The objectives of this master thesis were to identify the archaeal partner of the Butane-50
consortia and investigate the functioning of the butane oxidation in the culture. To identify the
archaeal partner, CARD-FISH analyses with specific probes for the GoM-Arch87 group
(GOM-407) were performed. All consortial archaea had positive signal for the GOM-407
probe, confirming that organisms targeted with this probe have a major role in the consortia.

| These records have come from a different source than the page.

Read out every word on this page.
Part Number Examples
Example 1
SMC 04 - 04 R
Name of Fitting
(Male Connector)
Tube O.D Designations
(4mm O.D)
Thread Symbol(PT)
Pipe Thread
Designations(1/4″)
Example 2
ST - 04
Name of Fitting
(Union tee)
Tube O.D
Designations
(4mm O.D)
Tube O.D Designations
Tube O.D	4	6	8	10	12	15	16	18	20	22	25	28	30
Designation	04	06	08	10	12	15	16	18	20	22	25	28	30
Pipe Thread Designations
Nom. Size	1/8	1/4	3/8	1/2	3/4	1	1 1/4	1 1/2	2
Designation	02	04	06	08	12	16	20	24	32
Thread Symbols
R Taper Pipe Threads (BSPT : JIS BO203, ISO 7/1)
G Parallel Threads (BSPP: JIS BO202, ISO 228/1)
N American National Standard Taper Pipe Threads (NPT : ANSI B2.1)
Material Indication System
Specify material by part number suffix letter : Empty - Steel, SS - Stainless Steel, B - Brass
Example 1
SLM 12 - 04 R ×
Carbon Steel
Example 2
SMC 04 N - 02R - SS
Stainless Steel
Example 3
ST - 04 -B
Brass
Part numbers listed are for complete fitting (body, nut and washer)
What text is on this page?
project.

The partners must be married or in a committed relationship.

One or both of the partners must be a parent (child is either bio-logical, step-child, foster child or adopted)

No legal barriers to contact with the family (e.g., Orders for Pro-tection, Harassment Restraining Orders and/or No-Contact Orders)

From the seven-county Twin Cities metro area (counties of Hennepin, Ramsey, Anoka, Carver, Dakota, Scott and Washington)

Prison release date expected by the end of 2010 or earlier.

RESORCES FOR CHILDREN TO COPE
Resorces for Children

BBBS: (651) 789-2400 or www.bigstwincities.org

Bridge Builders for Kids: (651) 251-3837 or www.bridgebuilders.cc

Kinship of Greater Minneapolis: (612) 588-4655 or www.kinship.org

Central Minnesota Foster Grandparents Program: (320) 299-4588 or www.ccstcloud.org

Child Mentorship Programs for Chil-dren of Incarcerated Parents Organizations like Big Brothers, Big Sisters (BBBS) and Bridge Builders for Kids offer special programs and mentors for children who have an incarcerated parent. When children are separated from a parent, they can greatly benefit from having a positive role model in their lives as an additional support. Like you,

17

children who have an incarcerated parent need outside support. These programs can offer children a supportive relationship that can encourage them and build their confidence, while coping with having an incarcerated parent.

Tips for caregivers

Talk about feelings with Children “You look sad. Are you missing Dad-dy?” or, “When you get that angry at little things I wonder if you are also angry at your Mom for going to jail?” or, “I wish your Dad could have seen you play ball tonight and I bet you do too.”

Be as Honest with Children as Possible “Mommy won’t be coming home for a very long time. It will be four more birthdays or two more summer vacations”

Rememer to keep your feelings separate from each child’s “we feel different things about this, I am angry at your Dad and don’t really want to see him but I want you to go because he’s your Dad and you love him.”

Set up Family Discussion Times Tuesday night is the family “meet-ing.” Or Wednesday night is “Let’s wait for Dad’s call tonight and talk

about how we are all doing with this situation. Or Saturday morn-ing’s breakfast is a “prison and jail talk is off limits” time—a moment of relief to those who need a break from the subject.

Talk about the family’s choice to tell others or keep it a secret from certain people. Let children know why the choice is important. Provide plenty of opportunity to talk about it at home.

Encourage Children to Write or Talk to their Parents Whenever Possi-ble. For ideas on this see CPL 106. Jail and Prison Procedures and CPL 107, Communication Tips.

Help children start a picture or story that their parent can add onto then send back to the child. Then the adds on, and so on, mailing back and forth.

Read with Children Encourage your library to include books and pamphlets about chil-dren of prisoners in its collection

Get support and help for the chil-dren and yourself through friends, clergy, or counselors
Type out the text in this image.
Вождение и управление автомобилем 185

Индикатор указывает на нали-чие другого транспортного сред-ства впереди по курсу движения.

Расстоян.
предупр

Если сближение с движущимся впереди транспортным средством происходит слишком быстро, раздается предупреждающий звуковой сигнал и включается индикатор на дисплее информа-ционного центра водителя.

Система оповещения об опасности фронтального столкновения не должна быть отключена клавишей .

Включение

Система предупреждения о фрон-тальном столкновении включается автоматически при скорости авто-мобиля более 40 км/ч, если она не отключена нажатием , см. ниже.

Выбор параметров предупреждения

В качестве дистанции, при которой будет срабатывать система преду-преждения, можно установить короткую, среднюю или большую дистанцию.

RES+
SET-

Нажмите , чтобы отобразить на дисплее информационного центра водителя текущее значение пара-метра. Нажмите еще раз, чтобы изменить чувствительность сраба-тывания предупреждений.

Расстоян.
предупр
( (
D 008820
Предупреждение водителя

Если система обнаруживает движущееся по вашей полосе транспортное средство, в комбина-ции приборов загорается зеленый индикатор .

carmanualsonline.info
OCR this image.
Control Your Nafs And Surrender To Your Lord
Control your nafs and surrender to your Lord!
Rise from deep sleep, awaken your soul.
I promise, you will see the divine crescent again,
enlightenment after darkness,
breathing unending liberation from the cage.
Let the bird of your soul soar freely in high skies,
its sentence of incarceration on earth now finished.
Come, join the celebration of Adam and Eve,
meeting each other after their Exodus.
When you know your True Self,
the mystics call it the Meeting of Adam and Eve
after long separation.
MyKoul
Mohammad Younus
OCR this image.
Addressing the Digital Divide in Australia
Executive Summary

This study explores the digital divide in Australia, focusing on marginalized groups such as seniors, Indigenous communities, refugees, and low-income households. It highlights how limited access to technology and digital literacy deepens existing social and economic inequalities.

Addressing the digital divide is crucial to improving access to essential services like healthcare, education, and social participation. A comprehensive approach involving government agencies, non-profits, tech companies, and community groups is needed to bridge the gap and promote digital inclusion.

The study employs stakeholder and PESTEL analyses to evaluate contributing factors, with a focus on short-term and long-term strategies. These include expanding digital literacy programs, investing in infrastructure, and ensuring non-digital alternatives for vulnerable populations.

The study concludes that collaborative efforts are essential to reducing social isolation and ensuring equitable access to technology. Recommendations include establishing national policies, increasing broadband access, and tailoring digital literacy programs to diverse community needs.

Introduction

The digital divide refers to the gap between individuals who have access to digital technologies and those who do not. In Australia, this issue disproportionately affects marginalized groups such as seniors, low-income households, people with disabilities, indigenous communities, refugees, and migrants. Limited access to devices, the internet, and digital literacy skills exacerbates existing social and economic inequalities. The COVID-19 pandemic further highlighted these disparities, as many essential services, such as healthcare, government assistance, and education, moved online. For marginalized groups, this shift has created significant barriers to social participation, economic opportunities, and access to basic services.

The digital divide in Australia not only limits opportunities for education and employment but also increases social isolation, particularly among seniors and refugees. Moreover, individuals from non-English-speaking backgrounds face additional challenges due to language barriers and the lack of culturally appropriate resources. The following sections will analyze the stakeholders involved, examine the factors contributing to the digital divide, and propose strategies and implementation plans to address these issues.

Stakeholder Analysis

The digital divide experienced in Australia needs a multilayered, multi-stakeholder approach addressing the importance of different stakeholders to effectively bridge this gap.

The general structure of the consortia is highly similar to those of AOM consortia, suggesting
a similar syntrophic interaction within Butane-50 consortia. To study the functioning of the
butane oxidation, metagenomic and metatranscriptomic analyses were carried out on the
Butane-50 enrichment. Two draft genomes of representatives of the GoM-Arch87 group,
(BOX-1 and BOX-2) were obtained. BOX-1 had the highest coverage and therefore it was
selected for a more detailed analysis. BOX-1 included an almost complete set-up of the
methanogenesis pathway, including the modifications known from ANME-1. Furthermore, it
includes a pathway for butyrate fermentation and carbon fixation genes via the reductive
acetyl-CoA pathway, as well as genes for a NiFe-hydrogenase. Transcriptomic analyses
showed high expression levels for all these pathways. Therefore, I propose a model for the
butane oxidation in BOX-1 in which butane is degraded using the reverse methanogenesis
pathway (at least partially) to produce butyrate. Butyrate is further oxidized in the butyrate
fermentation pathway to produce acetyl-CoA. BOX-1 does not encode for sulphate reduction.
Hence, the reducing equivalents are likely transferred to HotSeep-1, maybe as hydrogen since
the genes encoding for the NiFe-hydrogenase subunits had high expression levels. This is the
first time that the (reverse) methanogenesis pathway has been reported to be involved in the
oxidation of non-methane (short chain) hydrocarbon. Moreover, it could imply the existence
of a hydrocarbon sink in the deep ocean that so far has been missed.